Photographer Nina Berman is no newcomer to the field. Her book Purple Hearts – Back from Iraq explored the physical and psychological impact of war through portraits of wounded veterans.
Another book, Homeland, looked at the militarization of American society following September 11.
She has exhibited and lectured all over the world and is currently an associate professor teaching photography at Columbia University’s Graduate School of Journalism.
She first heard about fracking, a method of drilling into shale to retrieve natural gas, in late 2009 and soon after began making regular trips to Pennsylvania from her home in New York City. She was challenged by the complexity of the subject and the changing landscape from week to week.
“You can drive around Marcellus Shale country and see nothing,” she said. “How do you shoot the impact?”
Berman collaborated with five other photographers as part of the Marcellus Shale Documentary Project. A show including the work of all six photographers will open on October 11 at Pittsburgh Filmmakers. Each of the six shot a different area of the state, with Berman focusing on the northeastern section of Pennsylvania, shooting environmental portraits and landscapes.

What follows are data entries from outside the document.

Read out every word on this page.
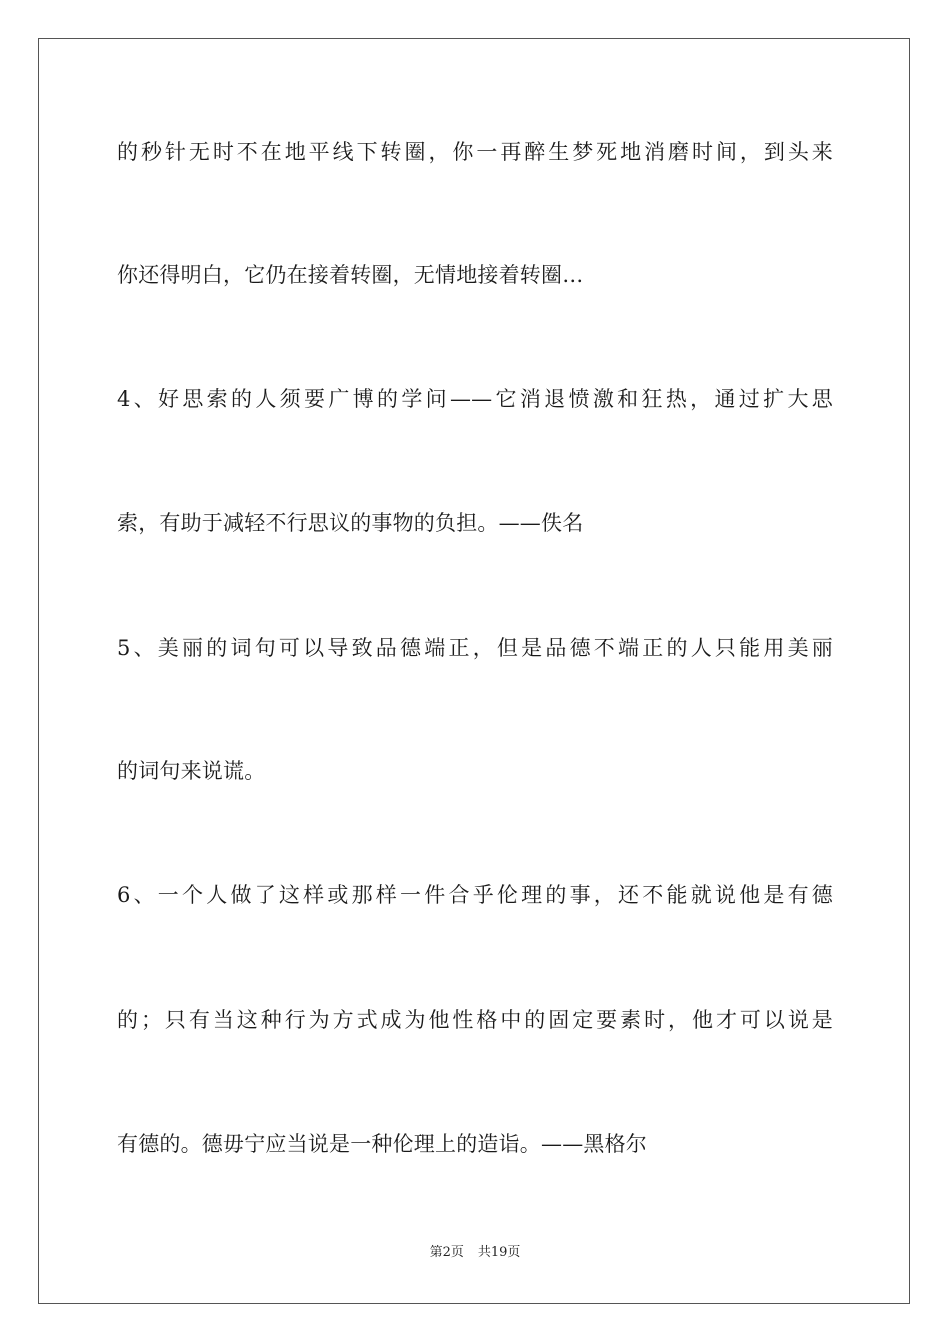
的秒针无时不在地平线下转圈，你一再醉生梦死地消磨时间，到头来
你还得明白，它仍在接着转圈，无情地接着转圈…
4、好思索的人须要广博的学问——它消退愤激和狂热，通过扩大思
索，有助于减轻不行思议的事物的负担。——佚名
5、美丽的词句可以导致品德端正，但是品德不端正的人只能用美丽
的词句来说谎。
6、一个人做了这样或那样一件合乎伦理的事，还不能就说他是有德
的；只有当这种行为方式成为他性格中的固定要素时，他才可以说是
有德的。德毋宁应当说是一种伦理上的造诣。——黑格尔
第2页 共19页
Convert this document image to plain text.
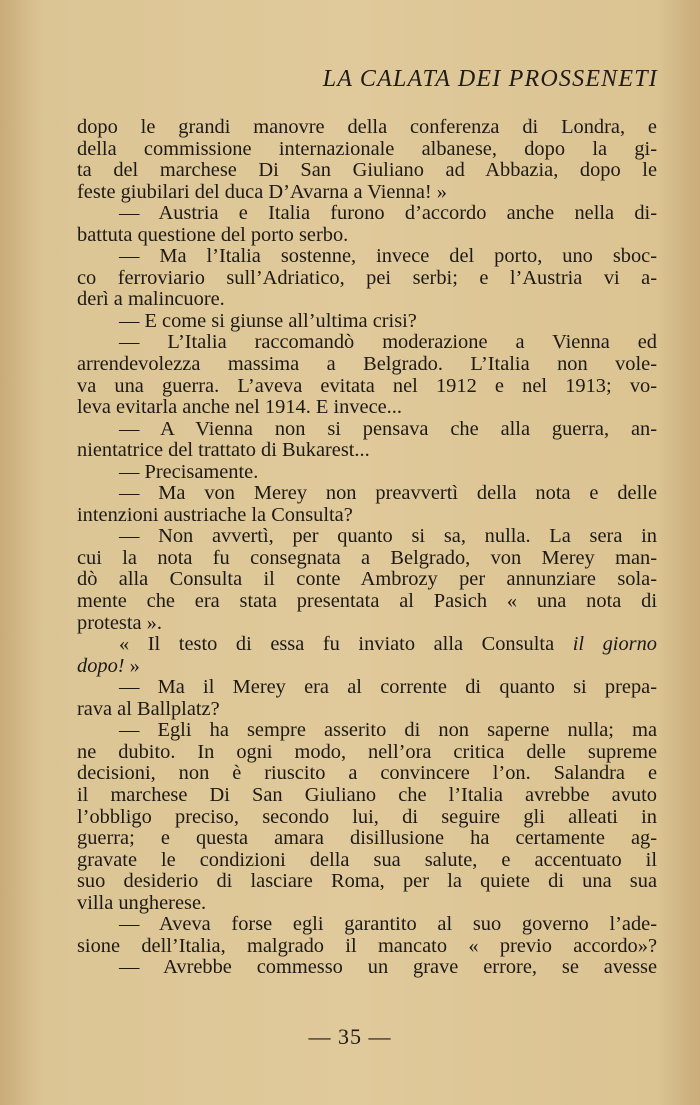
LA CALATA DEI PROSSENETI
dopo le grandi manovre della conferenza di Londra, e
della commissione internazionale albanese, dopo la gi-
ta del marchese Di San Giuliano ad Abbazia, dopo le
feste giubilari del duca D’Avarna a Vienna! »
— Austria e Italia furono d’accordo anche nella di-
battuta questione del porto serbo.
— Ma l’Italia sostenne, invece del porto, uno sboc-
co ferroviario sull’Adriatico, pei serbi; e l’Austria vi a-
derì a malincuore.
— E come si giunse all’ultima crisi?
— L’Italia raccomandò moderazione a Vienna ed
arrendevolezza massima a Belgrado. L’Italia non vole-
va una guerra. L’aveva evitata nel 1912 e nel 1913; vo-
leva evitarla anche nel 1914. E invece...
— A Vienna non si pensava che alla guerra, an-
nientatrice del trattato di Bukarest...
— Precisamente.
— Ma von Merey non preavvertì della nota e delle
intenzioni austriache la Consulta?
— Non avvertì, per quanto si sa, nulla. La sera in
cui la nota fu consegnata a Belgrado, von Merey man-
dò alla Consulta il conte Ambrozy per annunziare sola-
mente che era stata presentata al Pasich « una nota di
protesta ».
« Il testo di essa fu inviato alla Consulta il giorno
dopo! »
— Ma il Merey era al corrente di quanto si prepa-
rava al Ballplatz?
— Egli ha sempre asserito di non saperne nulla; ma
ne dubito. In ogni modo, nell’ora critica delle supreme
decisioni, non è riuscito a convincere l’on. Salandra e
il marchese Di San Giuliano che l’Italia avrebbe avuto
l’obbligo preciso, secondo lui, di seguire gli alleati in
guerra; e questa amara disillusione ha certamente ag-
gravate le condizioni della sua salute, e accentuato il
suo desiderio di lasciare Roma, per la quiete di una sua
villa ungherese.
— Aveva forse egli garantito al suo governo l’ade-
sione dell’Italia, malgrado il mancato « previo accordo»?
— Avrebbe commesso un grave errore, se avesse
— 35 —
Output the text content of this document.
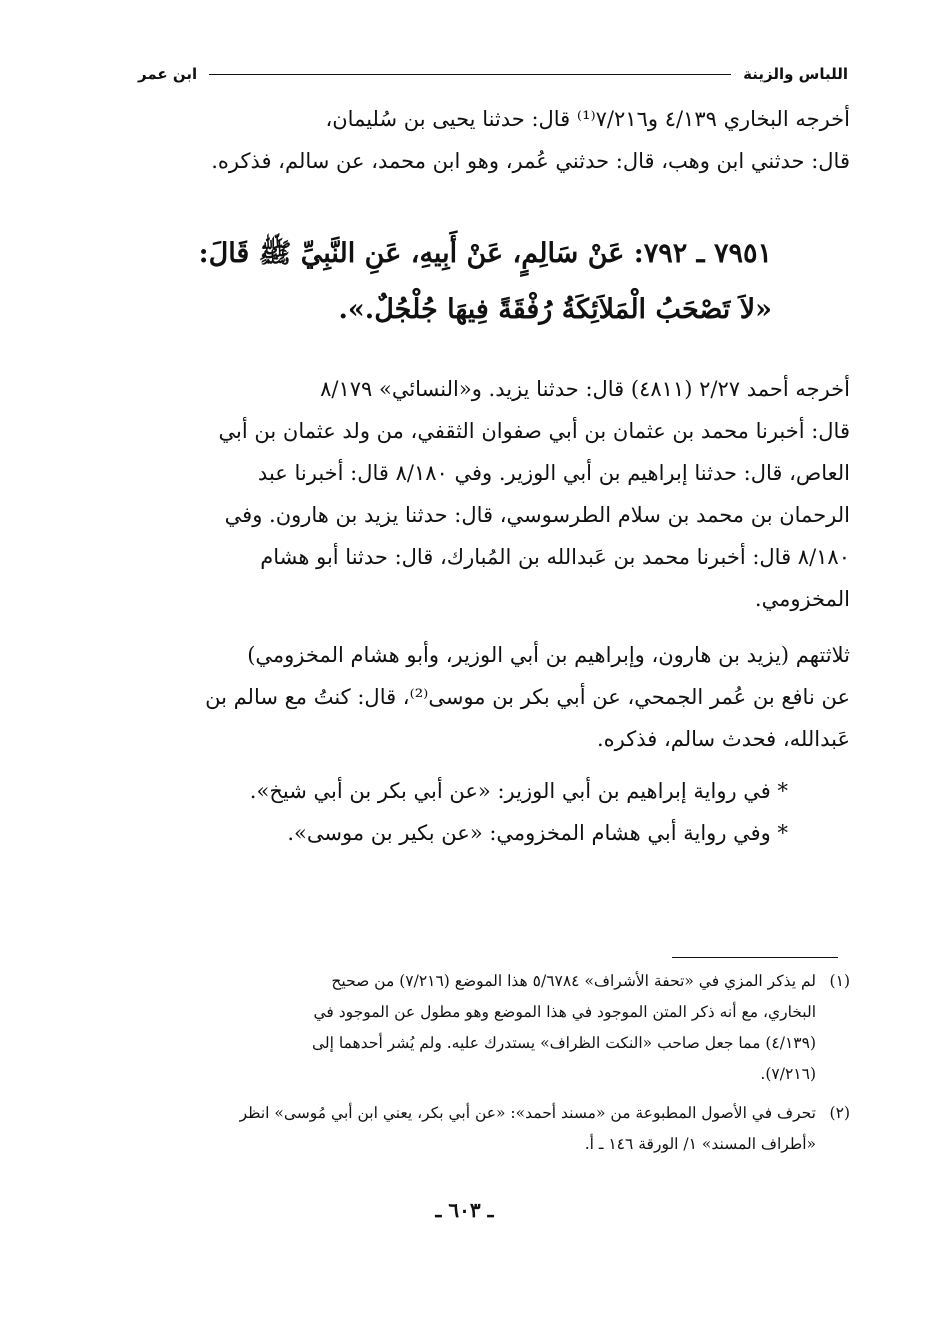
اللباس والزينة
ابن عمر

أخرجه البخاري ٤/١٣٩ و٧/٢١٦⁽¹⁾ قال: حدثنا يحيى بن سُليمان،

قال: حدثني ابن وهب، قال: حدثني عُمر، وهو ابن محمد، عن سالم، فذكره.

٧٩٥١ ـ ٧٩٢: عَنْ سَالِمٍ، عَنْ أَبِيهِ، عَنِ النَّبِيِّ ﷺ قَالَ:

«لاَ تَصْحَبُ الْمَلاَئِكَةُ رُفْقَةً فِيهَا جُلْجُلٌ.».

أخرجه أحمد ٢/٢٧ (٤٨١١) قال: حدثنا يزيد. و«النسائي» ٨/١٧٩

قال: أخبرنا محمد بن عثمان بن أبي صفوان الثقفي، من ولد عثمان بن أبي

العاص، قال: حدثنا إبراهيم بن أبي الوزير. وفي ٨/١٨٠ قال: أخبرنا عبد

الرحمان بن محمد بن سلام الطرسوسي، قال: حدثنا يزيد بن هارون. وفي

٨/١٨٠ قال: أخبرنا محمد بن عَبدالله بن المُبارك، قال: حدثنا أبو هشام

المخزومي.

ثلاثتهم (يزيد بن هارون، وإبراهيم بن أبي الوزير، وأبو هشام المخزومي)

عن نافع بن عُمر الجمحي، عن أبي بكر بن موسى⁽²⁾، قال: كنتُ مع سالم بن

عَبدالله، فحدث سالم، فذكره.

* في رواية إبراهيم بن أبي الوزير: «عن أبي بكر بن أبي شيخ».

* وفي رواية أبي هشام المخزومي: «عن بكير بن موسى».

(١)لم يذكر المزي في «تحفة الأشراف» ٥/٦٧٨٤ هذا الموضع (٧/٢١٦) من صحيح

البخاري، مع أنه ذكر المتن الموجود في هذا الموضع وهو مطول عن الموجود في

(٤/١٣٩) مما جعل صاحب «النكت الظراف» يستدرك عليه. ولم يُشر أحدهما إلى

(٧/٢١٦).

(٢)تحرف في الأصول المطبوعة من «مسند أحمد»: «عن أبي بكر، يعني ابن أبي مُوسى» انظر

«أطراف المسند» ١/ الورقة ١٤٦ ـ أ.

ـ ٦٠٣ ـ
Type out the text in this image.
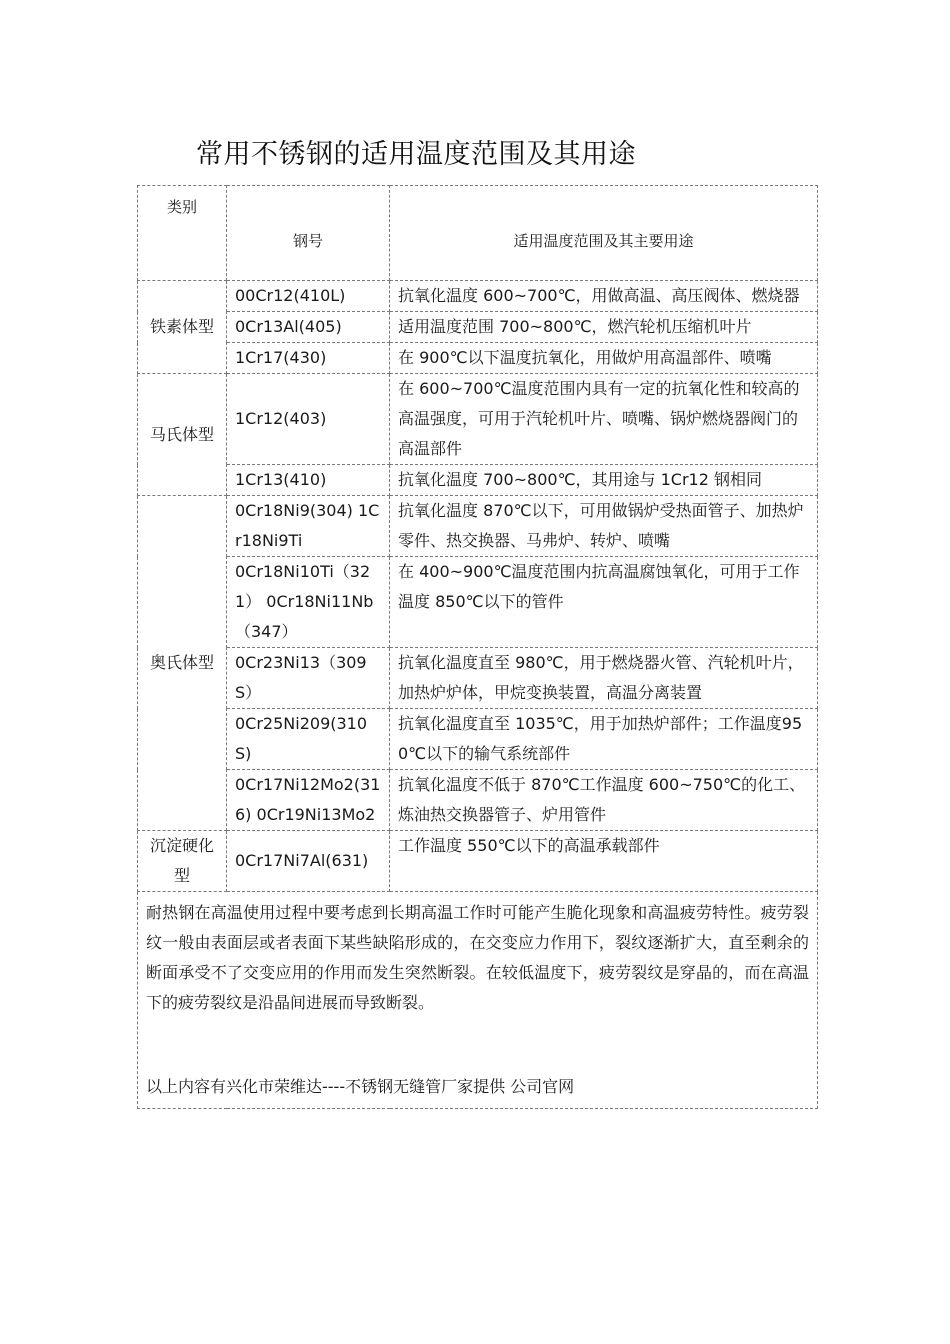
常用不锈钢的适用温度范围及其用途
类别	钢号	适用温度范围及其主要用途
铁素体型	00Cr12(410L)	抗氧化温度 600~700℃，用做高温、高压阀体、燃烧器
	0Cr13Al(405)	适用温度范围 700~800℃，燃汽轮机压缩机叶片
	1Cr17(430)	在 900℃以下温度抗氧化，用做炉用高温部件、喷嘴
马氏体型	1Cr12(403)	在 600~700℃温度范围内具有一定的抗氧化性和较高的高温强度，可用于汽轮机叶片、喷嘴、锅炉燃烧器阀门的高温部件
	1Cr13(410)	抗氧化温度 700~800℃，其用途与 1Cr12 钢相同
奥氏体型	0Cr18Ni9(304) 1Cr18Ni9Ti	抗氧化温度 870℃以下，可用做锅炉受热面管子、加热炉零件、热交换器、马弗炉、转炉、喷嘴
	0Cr18Ni10Ti（321） 0Cr18Ni11Nb（347）	在 400~900℃温度范围内抗高温腐蚀氧化，可用于工作温度 850℃以下的管件
	0Cr23Ni13（309S）	抗氧化温度直至 980℃，用于燃烧器火管、汽轮机叶片，加热炉炉体，甲烷变换装置，高温分离装置
	0Cr25Ni209(310S)	抗氧化温度直至 1035℃，用于加热炉部件；工作温度950℃以下的输气系统部件
	0Cr17Ni12Mo2(316) 0Cr19Ni13Mo2	抗氧化温度不低于 870℃工作温度 600~750℃的化工、炼油热交换器管子、炉用管件
沉淀硬化型	0Cr17Ni7Al(631)	工作温度 550℃以下的高温承载部件

耐热钢在高温使用过程中要考虑到长期高温工作时可能产生脆化现象和高温疲劳特性。疲劳裂纹一般由表面层或者表面下某些缺陷形成的，在交变应力作用下，裂纹逐渐扩大，直至剩余的断面承受不了交变应用的作用而发生突然断裂。在较低温度下，疲劳裂纹是穿晶的，而在高温下的疲劳裂纹是沿晶间进展而导致断裂。
以上内容有兴化市荣维达----不锈钢无缝管厂家提供 公司官网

“Just shooting a rig during daylight wasn’t photographically interesting to me,” she said. But at night, the landscape changed. Methane flaring turned back roads orange, and the night sky at long exposures seemed on fire. Industrial lights from well pads cast an artificial glow on nearby homes, creating effects that, to Berman, were both ominous and entrancing.
In her environmental portraits, she looked for physical evidence of impact and the psychological stress that comes from losing control of land and resources.
In some ways, taking pictures of people who were sick, they believed, because of drilling near their homes was not a huge leap from taking pictures of wounded veterans, Berman said.
“The people were not amputees, but they have a familiar anxiety in their eyes,” she said. “They felt like those soldiers. Their bodies were compromised.”
Some of them don’t know if they’ll ever have clean water to drink again or whether their ailments are temporary or permanent.
Berman said she was surprised that there was so little hostility toward the lease holders. Even those who are leaving the area, don’t seem to blame the people who’ve leased their land, they mainly blame the industry, she said.
“For many people, Marcellus Shale drilling has been a great thing for their families, for their income,” she said. “In this economy, people are willing to do anything to have work.”
If there was one disappointment in the project, Berman said, it was the inability to get the gas industry to cooperate, to allow any in-depth photography of their operations.
She did photograph an annual picnic put on by Cabot Oil & Gas Corp. in Susquehanna County, Pa., where several thousands residents showed up for the third annual event.
As for the collaboration of six photographers, Berman was pleased with the sharing of information and the feeling that she wasn’t the only one out there tackling the topic.
Other issues about fracking that interest her are the mining of frack sand in Wisconsin and the water issue in Colorado, where farmers are bidding against frackers for water.
Outside of those topics, “I’m not sure what more I can do photographically on the subject,” she said.